Supervised machine learning refers to setting where each datapoint is associated with some target variable. When the target variable is a binary quantity, the problem is called binary classification. When the target is categorical (with more than 2 categories) the problem is called multi-class classification. When the target is real-valued (a floating point number), the problem is called regression. These are the three services offered by Amazon Machine Learning. While many algorithms exist for each of these three tasks, Amazon places minimal responsibility for the algorithm in the users' hands, instead offering a nearly fully automated solution for supervised learning problems.

Data Acquisition
Likely its killer feature, Amazon's machine learning software can load your data from anywhere it might live in its vast network of web services. This includes relational data stored in RDS, csv files stored in S3 or data in Amazon's Redshift data warehouse. Given Amazon's primacy in virtualized web services, it seems this is likely to appeal to internet companies, many of which already have their data in Amazon's ecosystem. For those who want to take the software for a spin but do not have any datasets in Amazon's cloud, they provide a sample dataset (bank.csv) that contains dummy data for bank customers.
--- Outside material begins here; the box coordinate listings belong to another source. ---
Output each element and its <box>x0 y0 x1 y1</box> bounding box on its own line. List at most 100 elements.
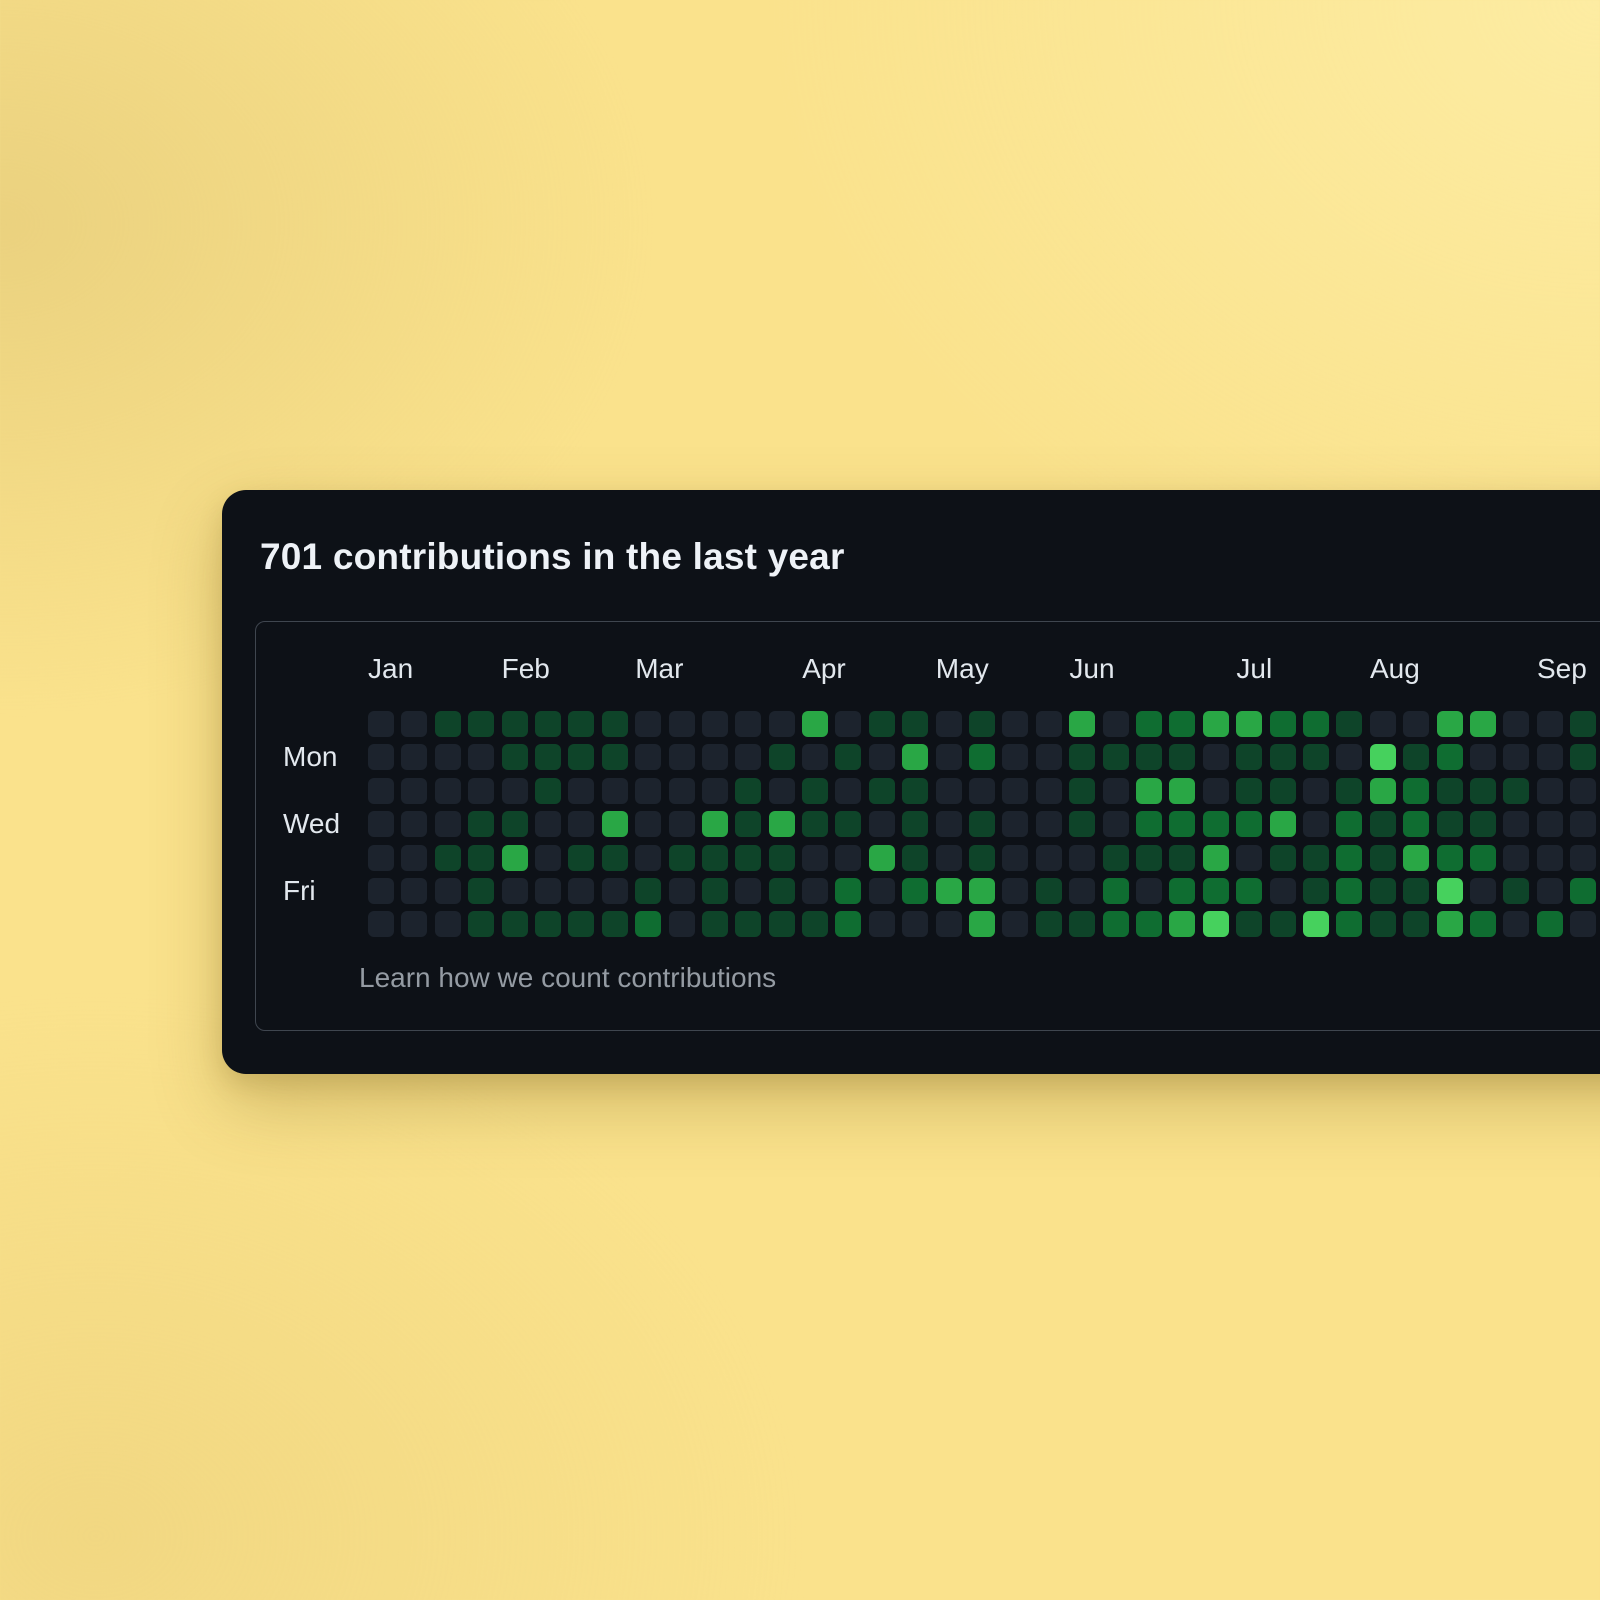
contribution-cell[interactable] <box>1169 844 1196 871</box>
contribution-cell[interactable] <box>1503 744 1530 771</box>
contribution-cell[interactable] <box>1269 877 1296 904</box>
contribution-cell[interactable] <box>668 777 695 804</box>
contribution-cell[interactable] <box>1002 744 1029 771</box>
contribution-cell[interactable] <box>1002 711 1029 737</box>
contribution-cell[interactable] <box>1536 711 1563 737</box>
contribution-cell[interactable] <box>935 711 962 737</box>
contribution-cell[interactable] <box>635 711 662 737</box>
contribution-cell[interactable] <box>601 844 628 871</box>
contribution-cell[interactable] <box>735 844 762 871</box>
contribution-cell[interactable] <box>1135 777 1162 804</box>
contribution-cell[interactable] <box>401 811 428 838</box>
contribution-cell[interactable] <box>1035 744 1062 771</box>
contribution-cell[interactable] <box>1069 844 1096 871</box>
contribution-cell[interactable] <box>735 777 762 804</box>
contribution-cell[interactable] <box>768 911 795 938</box>
contribution-cell[interactable] <box>802 777 829 804</box>
contribution-cell[interactable] <box>401 911 428 938</box>
contribution-cell[interactable] <box>1369 844 1396 871</box>
contribution-cell[interactable] <box>835 777 862 804</box>
contribution-cell[interactable] <box>635 911 662 938</box>
contribution-cell[interactable] <box>1069 811 1096 838</box>
contribution-cell[interactable] <box>1002 844 1029 871</box>
contribution-cell[interactable] <box>1403 777 1430 804</box>
contribution-cell[interactable] <box>1102 877 1129 904</box>
contribution-cell[interactable] <box>1302 877 1329 904</box>
contribution-cell[interactable] <box>1570 844 1597 871</box>
contribution-cell[interactable] <box>1269 777 1296 804</box>
contribution-cell[interactable] <box>802 744 829 771</box>
contribution-cell[interactable] <box>434 844 461 871</box>
contribution-cell[interactable] <box>401 744 428 771</box>
contribution-cell[interactable] <box>1570 877 1597 904</box>
contribution-cell[interactable] <box>601 744 628 771</box>
contribution-cell[interactable] <box>1403 711 1430 737</box>
contribution-cell[interactable] <box>835 877 862 904</box>
contribution-cell[interactable] <box>434 811 461 838</box>
contribution-cell[interactable] <box>1469 711 1496 737</box>
contribution-cell[interactable] <box>1269 844 1296 871</box>
contribution-cell[interactable] <box>401 844 428 871</box>
contribution-cell[interactable] <box>1269 811 1296 838</box>
contribution-cell[interactable] <box>1336 777 1363 804</box>
contribution-cell[interactable] <box>434 744 461 771</box>
contribution-cell[interactable] <box>835 844 862 871</box>
contribution-cell[interactable] <box>1369 777 1396 804</box>
contribution-cell[interactable] <box>835 744 862 771</box>
contribution-cell[interactable] <box>1436 811 1463 838</box>
contribution-cell[interactable] <box>1102 811 1129 838</box>
contribution-cell[interactable] <box>735 744 762 771</box>
contribution-cell[interactable] <box>568 744 595 771</box>
contribution-cell[interactable] <box>1169 911 1196 938</box>
contribution-cell[interactable] <box>468 711 495 737</box>
contribution-cell[interactable] <box>601 877 628 904</box>
contribution-cell[interactable] <box>1469 777 1496 804</box>
contribution-cell[interactable] <box>1302 811 1329 838</box>
contribution-cell[interactable] <box>1570 744 1597 771</box>
contribution-cell[interactable] <box>1436 877 1463 904</box>
contribution-cell[interactable] <box>368 711 394 737</box>
contribution-cell[interactable] <box>1202 877 1229 904</box>
contribution-cell[interactable] <box>635 777 662 804</box>
contribution-cell[interactable] <box>802 711 829 737</box>
contribution-cell[interactable] <box>802 911 829 938</box>
contribution-cell[interactable] <box>601 911 628 938</box>
contribution-cell[interactable] <box>501 711 528 737</box>
contribution-cell[interactable] <box>1135 744 1162 771</box>
contribution-cell[interactable] <box>368 811 394 838</box>
contribution-cell[interactable] <box>1536 744 1563 771</box>
contribution-cell[interactable] <box>668 911 695 938</box>
contribution-cell[interactable] <box>835 811 862 838</box>
contribution-cell[interactable] <box>1035 844 1062 871</box>
contribution-cell[interactable] <box>1503 777 1530 804</box>
contribution-cell[interactable] <box>368 844 394 871</box>
contribution-cell[interactable] <box>701 711 728 737</box>
contribution-cell[interactable] <box>1403 744 1430 771</box>
contribution-cell[interactable] <box>935 844 962 871</box>
contribution-cell[interactable] <box>1236 711 1263 737</box>
contribution-cell[interactable] <box>534 844 561 871</box>
contribution-cell[interactable] <box>1102 911 1129 938</box>
contribution-cell[interactable] <box>1369 811 1396 838</box>
contribution-cell[interactable] <box>902 711 929 737</box>
contribution-cell[interactable] <box>534 777 561 804</box>
contribution-cell[interactable] <box>735 911 762 938</box>
contribution-cell[interactable] <box>768 744 795 771</box>
contribution-cell[interactable] <box>434 777 461 804</box>
contribution-cell[interactable] <box>1469 844 1496 871</box>
contribution-cell[interactable] <box>468 777 495 804</box>
contribution-cell[interactable] <box>1403 877 1430 904</box>
contribution-cell[interactable] <box>1002 911 1029 938</box>
contribution-cell[interactable] <box>468 911 495 938</box>
contribution-cell[interactable] <box>768 811 795 838</box>
contribution-cell[interactable] <box>1302 911 1329 938</box>
contribution-cell[interactable] <box>735 877 762 904</box>
contribution-cell[interactable] <box>1336 811 1363 838</box>
contribution-cell[interactable] <box>1236 744 1263 771</box>
contribution-cell[interactable] <box>1069 911 1096 938</box>
contribution-cell[interactable] <box>468 877 495 904</box>
contribution-cell[interactable] <box>635 844 662 871</box>
contribution-cell[interactable] <box>1069 877 1096 904</box>
contribution-cell[interactable] <box>1202 811 1229 838</box>
contribution-cell[interactable] <box>1570 911 1597 938</box>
One nice feature of Amazon's service is that it automatically combs through the data, identifying which fields are numerical and which categorical. Further preprocessing (whitening and dimensionality reduction) are presumably performed automatically (the service never troubles the user to select preprocessing options). It seems that Amazon has astutely surmised that the user who farms his machine learning tasks to a service provider is unlikely to have strong preferences about data preprocessing methodology.